# Generador de Números Aleatorios



## snusnuh (May 10, 2007)

Por favor necesito hacer un generador de números aleatorios con compuertas. He investigado que puede hacerse con flip-flops y registros de desplazamiento, pero aún no logro hacerlo, por favor si alguien puede ayudarme le agradecería


----------



## Perromuerto (May 10, 2007)

Mira esto
http://en.wikipedia.org/wiki/Linear_feedback_shift_register
necesitas solo de registros de desplazamiento y compuertas.
De paso, son la base de los sistemas spread-spectrum de secuencia
directa como las redes wifi.

Saludos


----------



## snusnuh (May 10, 2007)

He visto la página pero no me queda claro aún una cosa y es que cuando se conecte el circuito me parece que comenzará a desplazar solo ceros, y veo yo que de alguna manera hay que darle un uno en la entrada por un momento para que empiece a desplazarlo y comience la secuencia de números aleatorios, estoy en lo correcto?


----------



## Perromuerto (May 10, 2007)

Todos los enlaces indican claramente que debe haber una semilla inicial 
diferente de cero, no importa cual.
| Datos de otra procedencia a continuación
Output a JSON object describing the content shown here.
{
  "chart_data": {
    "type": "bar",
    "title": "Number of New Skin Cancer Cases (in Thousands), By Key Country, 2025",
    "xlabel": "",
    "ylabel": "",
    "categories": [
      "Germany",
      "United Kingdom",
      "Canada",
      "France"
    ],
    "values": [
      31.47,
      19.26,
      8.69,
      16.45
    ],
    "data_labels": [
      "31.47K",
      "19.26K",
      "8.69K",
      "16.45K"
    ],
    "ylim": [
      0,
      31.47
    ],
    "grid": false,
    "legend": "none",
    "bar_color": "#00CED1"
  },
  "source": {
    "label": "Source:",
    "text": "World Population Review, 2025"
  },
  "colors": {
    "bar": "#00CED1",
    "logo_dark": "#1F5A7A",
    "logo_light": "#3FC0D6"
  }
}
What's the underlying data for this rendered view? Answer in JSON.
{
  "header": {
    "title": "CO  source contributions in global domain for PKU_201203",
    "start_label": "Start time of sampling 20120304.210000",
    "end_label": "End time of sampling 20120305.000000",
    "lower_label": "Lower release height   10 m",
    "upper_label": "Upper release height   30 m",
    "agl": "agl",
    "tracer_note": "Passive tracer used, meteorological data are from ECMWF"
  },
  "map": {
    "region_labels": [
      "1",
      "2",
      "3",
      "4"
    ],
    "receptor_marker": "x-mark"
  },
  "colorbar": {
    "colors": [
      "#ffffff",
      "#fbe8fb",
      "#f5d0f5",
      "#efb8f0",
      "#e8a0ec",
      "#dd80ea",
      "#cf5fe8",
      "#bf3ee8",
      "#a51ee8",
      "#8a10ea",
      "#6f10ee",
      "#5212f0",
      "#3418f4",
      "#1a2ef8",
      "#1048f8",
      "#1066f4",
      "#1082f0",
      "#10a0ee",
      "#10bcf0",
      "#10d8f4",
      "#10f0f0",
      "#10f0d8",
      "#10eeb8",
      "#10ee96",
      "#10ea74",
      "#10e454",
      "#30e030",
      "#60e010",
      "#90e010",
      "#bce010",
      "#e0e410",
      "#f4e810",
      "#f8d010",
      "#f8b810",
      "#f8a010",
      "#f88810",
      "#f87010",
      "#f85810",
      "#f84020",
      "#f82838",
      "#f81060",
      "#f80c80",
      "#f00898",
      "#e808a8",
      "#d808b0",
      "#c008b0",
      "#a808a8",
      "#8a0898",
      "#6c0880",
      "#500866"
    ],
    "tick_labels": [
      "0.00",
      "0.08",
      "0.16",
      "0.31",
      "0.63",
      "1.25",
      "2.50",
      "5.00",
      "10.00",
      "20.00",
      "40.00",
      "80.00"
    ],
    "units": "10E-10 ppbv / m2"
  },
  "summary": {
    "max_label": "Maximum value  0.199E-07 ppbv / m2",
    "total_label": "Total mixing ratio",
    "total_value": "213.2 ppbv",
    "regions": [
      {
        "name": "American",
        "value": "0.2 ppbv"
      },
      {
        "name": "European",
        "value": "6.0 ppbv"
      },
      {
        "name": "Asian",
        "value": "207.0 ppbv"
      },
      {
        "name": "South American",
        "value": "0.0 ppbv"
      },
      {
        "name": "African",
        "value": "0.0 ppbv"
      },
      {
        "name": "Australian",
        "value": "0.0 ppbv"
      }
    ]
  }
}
Lo que debes hacer es usar un
registro de desplazamiento como el 74194 (74LS194, 74HCT194, etc)
que tenga carga paralela. En el arranque, se carga un patron precableado
en paralelo, o sea que pones unas entradas a fuente y otras a tierra. 
A continuacion el sistema empieza a correr. Para lograr eso, puedes
usar una especie de reset que activa la carga paralela al ser encendido el 
circuito. Adjunto un diagrama. El oscilador de cristal es solamente indicativo.
Haz uno por tu cuenta o usa un 555. La compuerta es indicativa tambien
puedes hacer la compuerta XNOR con un 7402 y los inversores restantes.
Esta cableado para una secuencia de largo 7 bit, por que solo hay que 
hacer el XNOR de 2 bit. Para 8 bit requiere el XNOR de 4 bit.

Saludos


----------



## snusnuh (May 11, 2007)

ok muchas gracias, ya lo he hecho con un 74ls164, un 74ls86 y un pequeño pulsador para dar una señal y que comience la generación de los números y ha salido bien, gracias por tu ayuda


----------



## mijac27 (Sep 12, 2012)

alguien me podria explicar la diferencia entre el CI 74LS194 y el 74HC194 y 74HTC194??


----------



## electroandres (Sep 12, 2012)

Diferencias en sus caracteristicas o tecnologia de fabricacion. Pero para lo que lo usas, son iguales


----------